In an op-ed published in the Washington Post, U.S. Department of Labor (DOL) Secretary Hilda Solis reflects on the 100th anniversary of the Triangle Shirtwaist Factory fire that claimed the lives of 146 women and children in New York City, its effect on the labor movement and why the need for unions is just as important today.

“The sewing factory employed more than 500 people, who worked long hours for low wages, in wretched and unsanitary conditions,” wrote Sec. Solis. “The factory owners had locked the fire-escape doors. The seamstresses were trapped when fire raced through the sweatshop just before closing on March 25, 1911. In less than 20 minutes, 146 people, mostly Italian and Jewish immigrant women and girls, were dead.”

Solis recalls the horrifying tales from former Labor Secretary Francis Perkins who witnessed the fire and described in her later lectures the scene as she watched many of the young women and children jump to their deaths. Solis says it was that very moment that galvanized Perkins to spend the remaining part of her life fighting for workers’ rights.

“Triangle outraged the public and offered a grisly example of how powerless workers were without collective bargaining, because unionized garment workers received better pay and had safer conditions,” wrote Solis. “Today, workers and their allies are being met with that same kind of opposition. In states nationwide, working people are protesting the actions to strip them of collective bargaining. The Triangle fire and the Upper Big Branch explosion a century later make clear to me that workers want and need that voice — about wages and benefits, yes, but about more, too.
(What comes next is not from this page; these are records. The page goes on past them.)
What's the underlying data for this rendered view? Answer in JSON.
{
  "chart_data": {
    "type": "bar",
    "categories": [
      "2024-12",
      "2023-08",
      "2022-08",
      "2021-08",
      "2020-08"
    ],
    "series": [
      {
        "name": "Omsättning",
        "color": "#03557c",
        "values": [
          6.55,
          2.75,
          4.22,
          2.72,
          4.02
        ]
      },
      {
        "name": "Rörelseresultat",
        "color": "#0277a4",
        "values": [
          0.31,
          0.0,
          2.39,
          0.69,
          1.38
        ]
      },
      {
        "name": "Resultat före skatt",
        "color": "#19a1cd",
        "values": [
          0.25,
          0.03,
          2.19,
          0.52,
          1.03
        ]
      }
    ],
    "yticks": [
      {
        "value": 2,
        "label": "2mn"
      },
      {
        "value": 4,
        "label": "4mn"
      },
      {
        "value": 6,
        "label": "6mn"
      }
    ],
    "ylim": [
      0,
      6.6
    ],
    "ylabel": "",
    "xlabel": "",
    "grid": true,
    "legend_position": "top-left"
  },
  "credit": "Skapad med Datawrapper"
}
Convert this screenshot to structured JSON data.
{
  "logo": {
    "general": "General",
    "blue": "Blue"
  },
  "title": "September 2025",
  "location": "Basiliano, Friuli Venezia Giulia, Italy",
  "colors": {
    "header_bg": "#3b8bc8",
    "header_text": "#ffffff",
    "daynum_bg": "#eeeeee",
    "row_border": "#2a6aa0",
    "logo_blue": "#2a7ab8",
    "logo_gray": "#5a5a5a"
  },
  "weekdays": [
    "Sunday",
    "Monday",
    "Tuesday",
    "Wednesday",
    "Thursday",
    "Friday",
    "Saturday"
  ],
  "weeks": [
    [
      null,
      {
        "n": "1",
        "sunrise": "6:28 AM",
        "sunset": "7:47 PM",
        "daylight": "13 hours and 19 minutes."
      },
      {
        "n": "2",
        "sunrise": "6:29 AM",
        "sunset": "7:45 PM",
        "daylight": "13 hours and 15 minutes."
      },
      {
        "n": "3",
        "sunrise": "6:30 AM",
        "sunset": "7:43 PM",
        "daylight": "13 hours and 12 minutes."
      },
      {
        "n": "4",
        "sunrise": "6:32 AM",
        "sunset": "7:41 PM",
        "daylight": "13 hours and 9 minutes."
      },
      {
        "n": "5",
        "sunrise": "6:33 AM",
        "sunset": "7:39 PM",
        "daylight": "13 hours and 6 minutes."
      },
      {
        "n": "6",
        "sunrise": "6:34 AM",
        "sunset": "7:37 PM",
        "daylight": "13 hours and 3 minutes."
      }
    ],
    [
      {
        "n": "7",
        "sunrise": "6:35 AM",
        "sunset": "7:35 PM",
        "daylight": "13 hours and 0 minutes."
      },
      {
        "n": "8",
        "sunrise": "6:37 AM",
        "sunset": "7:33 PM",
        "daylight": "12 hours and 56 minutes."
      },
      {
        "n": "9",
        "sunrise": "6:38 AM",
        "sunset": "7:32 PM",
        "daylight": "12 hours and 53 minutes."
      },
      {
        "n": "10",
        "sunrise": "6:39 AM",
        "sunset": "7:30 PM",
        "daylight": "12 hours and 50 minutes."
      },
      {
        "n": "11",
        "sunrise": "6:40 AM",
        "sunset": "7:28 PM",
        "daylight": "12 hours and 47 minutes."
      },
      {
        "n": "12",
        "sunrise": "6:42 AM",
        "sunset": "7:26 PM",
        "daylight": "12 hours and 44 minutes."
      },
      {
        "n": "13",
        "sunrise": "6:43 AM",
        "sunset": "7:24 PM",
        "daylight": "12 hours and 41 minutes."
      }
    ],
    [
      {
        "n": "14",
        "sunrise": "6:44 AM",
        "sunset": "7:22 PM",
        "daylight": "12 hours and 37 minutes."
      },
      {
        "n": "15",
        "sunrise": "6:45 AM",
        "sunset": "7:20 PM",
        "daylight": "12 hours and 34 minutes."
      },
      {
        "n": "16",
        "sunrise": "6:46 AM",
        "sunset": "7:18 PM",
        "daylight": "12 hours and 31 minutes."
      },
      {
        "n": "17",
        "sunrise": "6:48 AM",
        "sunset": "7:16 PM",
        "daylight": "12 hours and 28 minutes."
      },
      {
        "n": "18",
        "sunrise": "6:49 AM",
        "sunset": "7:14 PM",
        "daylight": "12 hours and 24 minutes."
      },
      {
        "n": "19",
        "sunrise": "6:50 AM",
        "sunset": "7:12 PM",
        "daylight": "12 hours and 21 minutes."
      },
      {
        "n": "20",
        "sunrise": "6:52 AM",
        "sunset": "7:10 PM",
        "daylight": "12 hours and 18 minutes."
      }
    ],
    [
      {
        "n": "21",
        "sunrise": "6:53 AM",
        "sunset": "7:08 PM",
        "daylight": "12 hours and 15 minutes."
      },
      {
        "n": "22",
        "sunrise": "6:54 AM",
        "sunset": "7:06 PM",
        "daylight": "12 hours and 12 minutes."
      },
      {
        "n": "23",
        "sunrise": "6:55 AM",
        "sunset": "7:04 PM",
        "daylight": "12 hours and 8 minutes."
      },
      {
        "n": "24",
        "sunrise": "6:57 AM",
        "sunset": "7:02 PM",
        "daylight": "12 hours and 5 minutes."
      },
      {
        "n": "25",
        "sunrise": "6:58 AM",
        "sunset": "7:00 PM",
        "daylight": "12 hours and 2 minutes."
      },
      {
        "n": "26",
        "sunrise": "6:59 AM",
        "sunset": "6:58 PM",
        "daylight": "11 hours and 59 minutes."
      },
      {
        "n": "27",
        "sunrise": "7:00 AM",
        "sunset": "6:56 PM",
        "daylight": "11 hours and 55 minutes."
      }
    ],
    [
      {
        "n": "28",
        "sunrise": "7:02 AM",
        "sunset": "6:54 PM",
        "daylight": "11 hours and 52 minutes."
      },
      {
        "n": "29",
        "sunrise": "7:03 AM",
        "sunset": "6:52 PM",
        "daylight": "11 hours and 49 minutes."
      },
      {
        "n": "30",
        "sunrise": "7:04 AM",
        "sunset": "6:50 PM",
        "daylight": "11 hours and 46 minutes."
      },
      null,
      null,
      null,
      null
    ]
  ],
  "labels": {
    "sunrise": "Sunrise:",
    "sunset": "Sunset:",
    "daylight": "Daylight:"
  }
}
“Collective bargaining still means a seat at the table to discuss issues such as working conditions, workplace safety and workplace innovation, empowering individuals to do the best job they can. And it means dignity and a chance for Americans to earn a better life, whether they work in sewing factories or mines, build tall buildings or care for our neighbors, teach our children, or run into burning buildings when others run out of them.”

DOL is marking the 100th anniversary of the Triangle Shirtwaist Factory fire with an online tour filled with pictures and audio descriptions of the event. Users can also view the tour on their mobile device.